Hi, Robert.
The smallest integer on which JVM can operate is int. It can't store a "byte" on a stack or in a local variable. This behavior is reflected in JLS: all operators converts smaller types to an int (or greater types). You can't get a "byte" as a result of integer additions without a casting, for example.
And even when you pass byte to a method it is passed as an "int" on a JVM stack. When you cast something to a byte, result on a jvm stack will also be an integer. It will be truncated to a "byte" range, but still will be an integer. See i2b instruction. It sign-extends lower byte of the integer value.
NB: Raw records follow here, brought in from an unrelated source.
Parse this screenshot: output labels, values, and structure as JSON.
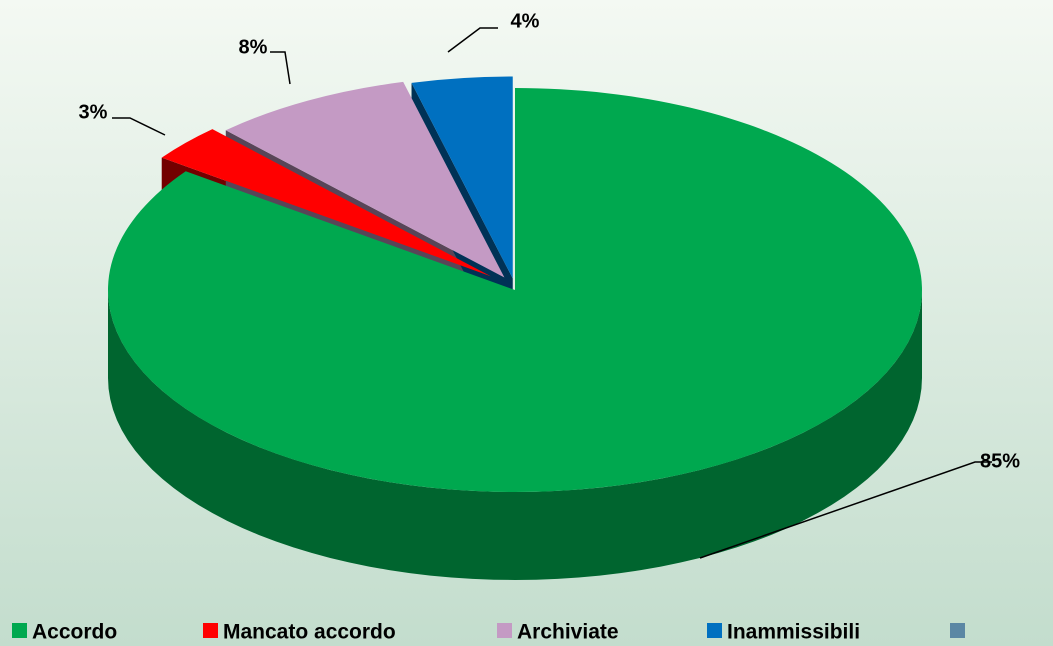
{
  "chart_data": {
    "type": "pie",
    "categories": [
      "Accordo",
      "Mancato accordo",
      "Archiviate",
      "Inammissibili",
      null
    ],
    "values": [
      85,
      3,
      8,
      4,
      0
    ],
    "value_labels": [
      "85%",
      "3%",
      "8%",
      "4%",
      null
    ],
    "colors": [
      "#00a84f",
      "#ff0000",
      "#c49ac4",
      "#0070c0",
      "#5b87a4"
    ],
    "legend": "bottom"
  }
}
You even may have two methods one accepting byte and other accepting integer. Both will receive it's argument as an integer on a stack. And the only difference will be in a method signature in an invocation instruction.
I am probably not understanding bipush, but why does it take the byte and convert it into an integer?
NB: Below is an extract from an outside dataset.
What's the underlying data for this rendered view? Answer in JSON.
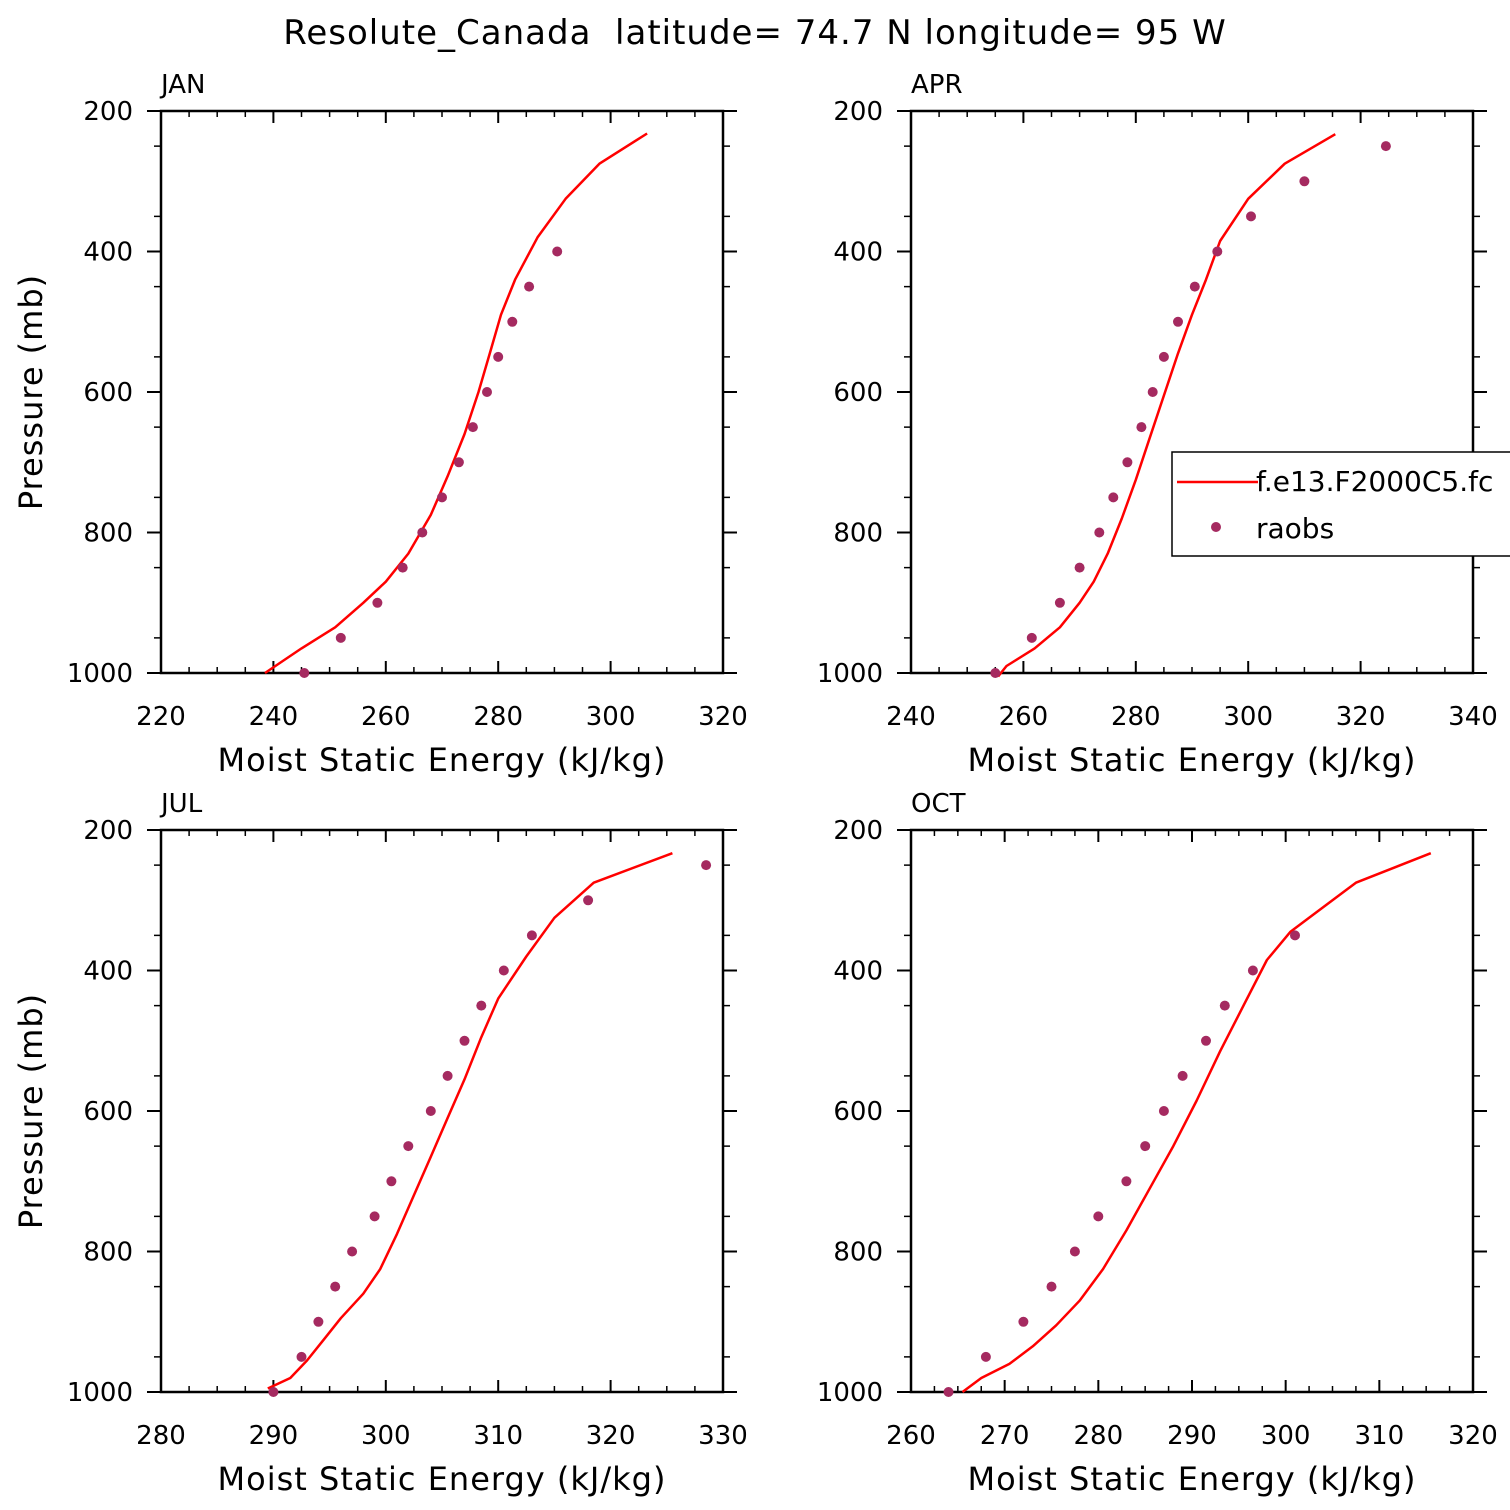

It is a matter of bytecode size. And it is completely unrelated with an actual type in a source. Java compiler may use bipush for bytes, characters, shorts and ints if they fits in a "byte" value range. If possible, compiler uses iconst_* instruction (1 byte). If it is not possible, compiler tries to use bipush (2 bytes). If it is also not possible (value is outside [-128,127] range), compilers tries to use sipush (3 bytes). If even this is not possible compiler uses LDC/LDCW with a pool index (2/3 bytes in bytecode + 5 bytes in a pool (and a constant pool's slot of course)).
No types, just a way to write integer (always an integer!) value using less bytes than in a general case.